Speaking of seduction – here’s the thing about Johnny and
Baby’s story: it’s not really about love.
No really, even though people seem to attach romantic
aspirations to their relationship, and even though there’s clear camaraderie
and exhilaration between them: this is a movie about a woman who unrepentantly
loses her virginity and has a warm, wild affair with an older man – but there’s
no huge emotional attachment between them.

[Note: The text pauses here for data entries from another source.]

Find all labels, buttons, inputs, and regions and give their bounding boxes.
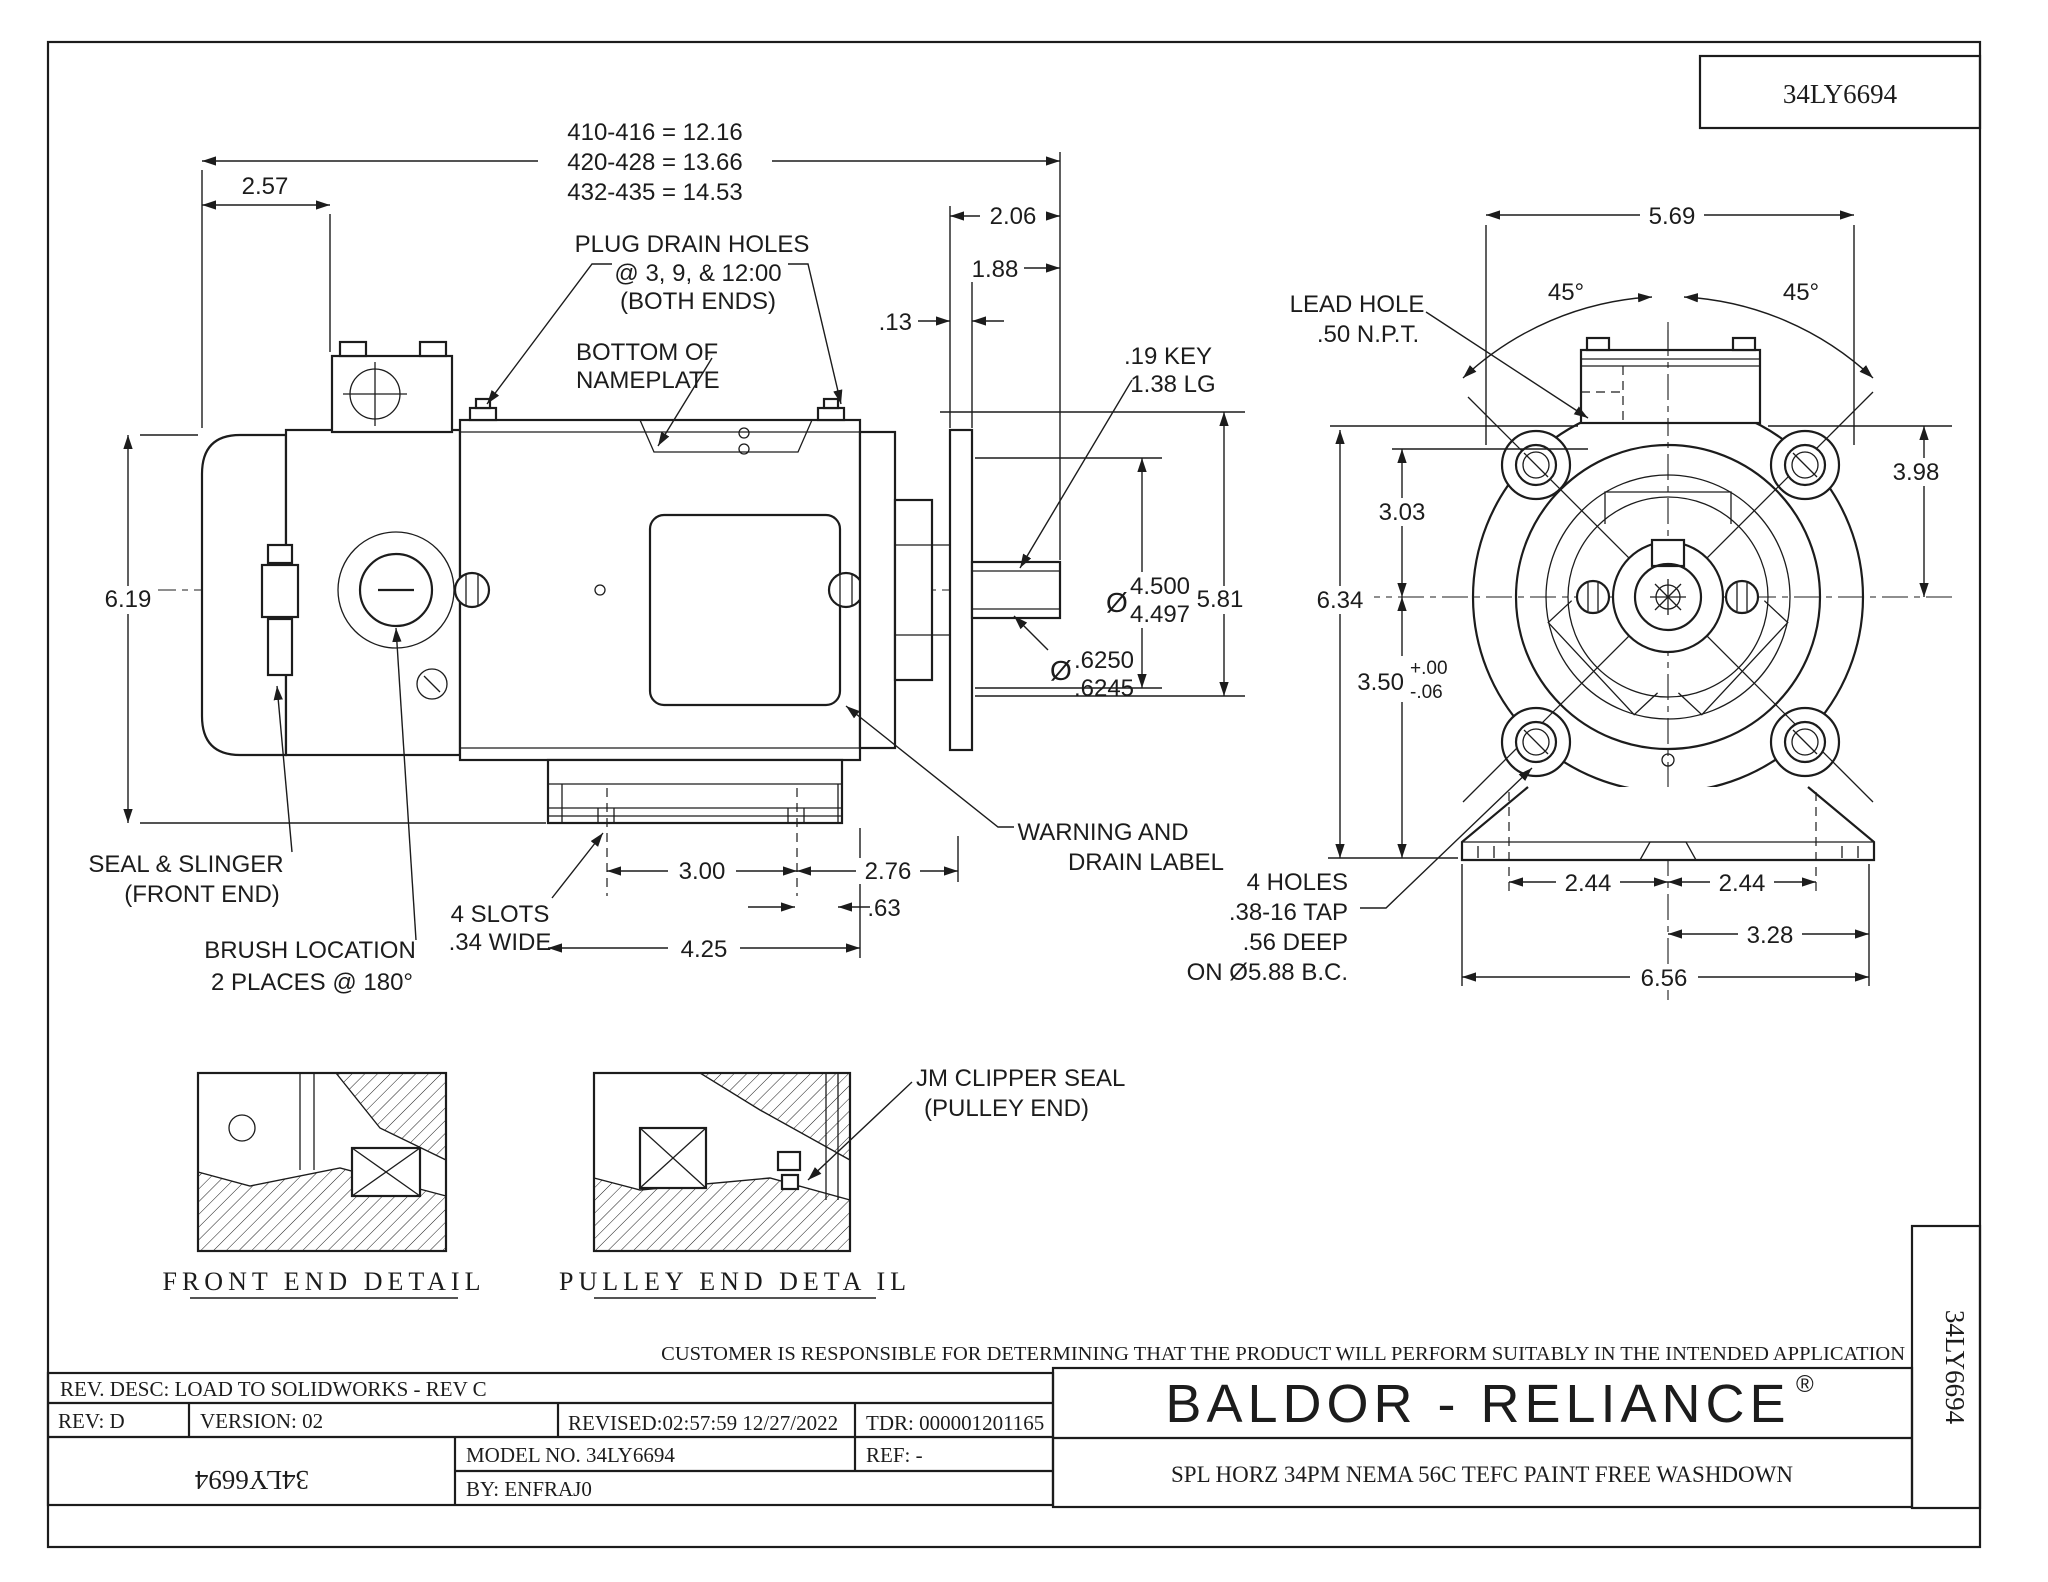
dim-2-57: 2.57 — [242, 173, 289, 200]
seal-note-1: SEAL & SLINGER — [88, 851, 283, 878]
dim-0-13: .13 — [879, 309, 912, 336]
stub-dia-symbol: Ø — [1050, 655, 1072, 686]
dim-2-76: 2.76 — [865, 858, 912, 885]
plug-note-3: (BOTH ENDS) — [620, 288, 776, 315]
holes-note-3: .56 DEEP — [1243, 929, 1348, 956]
seal-slinger — [262, 545, 298, 675]
dim-3-03: 3.03 — [1379, 499, 1426, 526]
part-number-top: 34LY6694 — [1783, 79, 1898, 109]
slots-note-1: 4 SLOTS — [451, 901, 550, 928]
dim-0-63: .63 — [867, 895, 900, 922]
length-dim-1: 410-416 = 12.16 — [567, 119, 743, 146]
key-note-2: 1.38 LG — [1130, 371, 1215, 398]
slinger-plate — [950, 430, 972, 750]
length-dim-2: 420-428 = 13.66 — [567, 149, 743, 176]
warning-note-1: WARNING AND — [1017, 819, 1188, 846]
side-view — [150, 342, 1060, 823]
motor-body — [460, 420, 860, 760]
stub-dia-leader — [1014, 616, 1048, 650]
stub-dia-lower: .6245 — [1074, 675, 1134, 702]
ref: REF: - — [866, 1443, 923, 1467]
drain-plug-left — [470, 399, 496, 420]
pulley-detail-caption: PULLEY END DETA IL — [559, 1267, 911, 1296]
dim-3-98: 3.98 — [1893, 459, 1940, 486]
holes-note-1: 4 HOLES — [1247, 869, 1348, 896]
plug-leader-right — [788, 264, 841, 404]
center-mark — [1650, 579, 1686, 615]
key-note-1: .19 KEY — [1124, 343, 1212, 370]
key-leader — [1020, 380, 1132, 568]
mounting-feet — [1462, 787, 1874, 860]
nameplate-note-1: BOTTOM OF — [576, 339, 718, 366]
angle-45-right: 45° — [1783, 279, 1819, 306]
dim-6-19: 6.19 — [105, 586, 152, 613]
front-housing — [286, 430, 460, 755]
tol-minus: -.06 — [1410, 682, 1443, 703]
tdr: TDR: 000001201165 — [866, 1411, 1044, 1435]
plug-note-2: @ 3, 9, & 12:00 — [614, 260, 781, 287]
brand-name: BALDOR - RELIANCE — [1165, 1374, 1790, 1434]
dim-3-28: 3.28 — [1747, 922, 1794, 949]
model-no: MODEL NO. 34LY6694 — [466, 1443, 675, 1467]
body-screw-right — [829, 573, 863, 607]
front-end-detail — [198, 1073, 446, 1251]
product-description: SPL HORZ 34PM NEMA 56C TEFC PAINT FREE W… — [1171, 1462, 1793, 1487]
holes-note-4: ON Ø5.88 B.C. — [1187, 959, 1348, 986]
revised: REVISED:02:57:59 12/27/2022 — [568, 1411, 838, 1435]
lead-note-1: LEAD HOLE — [1290, 291, 1425, 318]
motor-base — [548, 760, 842, 823]
dim-2-06: 2.06 — [990, 203, 1037, 230]
shaft-dia-lower: 4.497 — [1130, 601, 1190, 628]
body-screw-left — [455, 573, 489, 607]
angle-45-left: 45° — [1548, 279, 1584, 306]
dim-6-34: 6.34 — [1317, 587, 1364, 614]
dim-3-00: 3.00 — [679, 858, 726, 885]
plug-note-1: PLUG DRAIN HOLES — [575, 231, 810, 258]
jm-note-1: JM CLIPPER SEAL — [916, 1065, 1125, 1092]
stub-dia-upper: .6250 — [1074, 647, 1134, 674]
brush-note-1: BRUSH LOCATION — [204, 937, 416, 964]
pulley-end-detail — [594, 1073, 850, 1251]
tol-plus: +.00 — [1410, 658, 1448, 679]
slots-note-2: .34 WIDE — [449, 929, 552, 956]
seal-note-2: (FRONT END) — [124, 881, 280, 908]
title-block-text: CUSTOMER IS RESPONSIBLE FOR DETERMINING … — [58, 1310, 1970, 1501]
by: BY: ENFRAJ0 — [466, 1477, 592, 1501]
dim-4-25: 4.25 — [681, 936, 728, 963]
version: VERSION: 02 — [200, 1409, 323, 1433]
dim-2-44-right: 2.44 — [1719, 870, 1766, 897]
conduit-box — [1581, 338, 1760, 423]
drawing-canvas: 34LY6694 — [0, 0, 2048, 1582]
rev-desc: REV. DESC: LOAD TO SOLIDWORKS - REV C — [60, 1377, 487, 1401]
dim-5-81: 5.81 — [1197, 586, 1244, 613]
dim-3-50: 3.50 — [1357, 669, 1404, 696]
jm-note-2: (PULLEY END) — [924, 1095, 1089, 1122]
brand-reg-mark: ® — [1796, 1371, 1814, 1398]
length-dim-3: 432-435 = 14.53 — [567, 179, 743, 206]
customer-note: CUSTOMER IS RESPONSIBLE FOR DETERMINING … — [661, 1343, 1905, 1365]
shaft-dia-upper: 4.500 — [1130, 573, 1190, 600]
slots-leader — [552, 833, 603, 898]
rear-hub — [860, 432, 895, 748]
dim-2-44-left: 2.44 — [1565, 870, 1612, 897]
rev: REV: D — [58, 1409, 125, 1433]
dim-6-56: 6.56 — [1641, 965, 1688, 992]
drawing-sheet: 34LY6694 — [0, 0, 2048, 1582]
dim-5-69: 5.69 — [1649, 203, 1696, 230]
dim-1-88: 1.88 — [972, 256, 1019, 283]
lead-note-2: .50 N.P.T. — [1317, 321, 1419, 348]
lead-hole-leader — [1426, 312, 1588, 418]
front-detail-caption: FRONT END DETAIL — [163, 1267, 486, 1296]
holes-note-2: .38-16 TAP — [1229, 899, 1348, 926]
shaft-dia-symbol: Ø — [1106, 587, 1128, 618]
nameplate-note-2: NAMEPLATE — [576, 367, 720, 394]
keyway — [1652, 540, 1684, 566]
brush-note-2: 2 PLACES @ 180° — [211, 969, 413, 996]
part-number-edge: 34LY6694 — [1940, 1310, 1970, 1425]
stamp-upside-down: 34LY6694 — [194, 1465, 309, 1495]
warning-note-2: DRAIN LABEL — [1068, 849, 1224, 876]
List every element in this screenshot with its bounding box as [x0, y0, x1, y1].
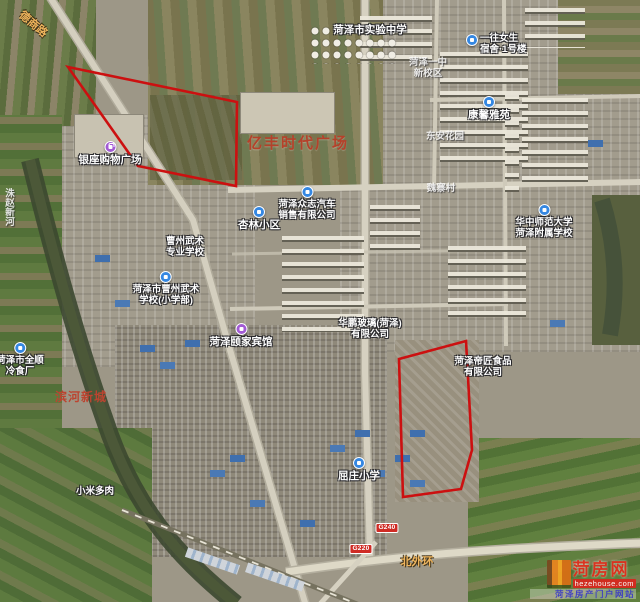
- shopping-marker-icon[interactable]: [104, 141, 116, 153]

The theme is “I had a great time with you” not “let’s get a house and
live together forever.” They’ve had the time of their life, and Baby
will always remember this summer, but it’s about to end, and she’s about to go
off to college. Will all of that wanting
translate into something deeper? This
is the sort of story men have been allowed to play for eons: to see it through
a woman’s eyes is totally refreshing; which is why I prefer to think of this as
a story about Baby’s coming of age, versus it being a How I Met My Husband The
Dancer tale. But that’s what’s great
about the movie; it’s left open to interpretation. If you believe they’re still together in the
80’s, they can be; if you think she never saw him again when the family packed
up, she didn’t.
So, when you settle down to watch this movie next time, and
when you swoon to Patrick Swayze’s authoritarian leaps and bounds, just
remember that Dirty Dancing is a secret peahen to feminism, to sisterhood, to
the power of women’s sexuality and the shattering of class boundaries. And have the time of your life.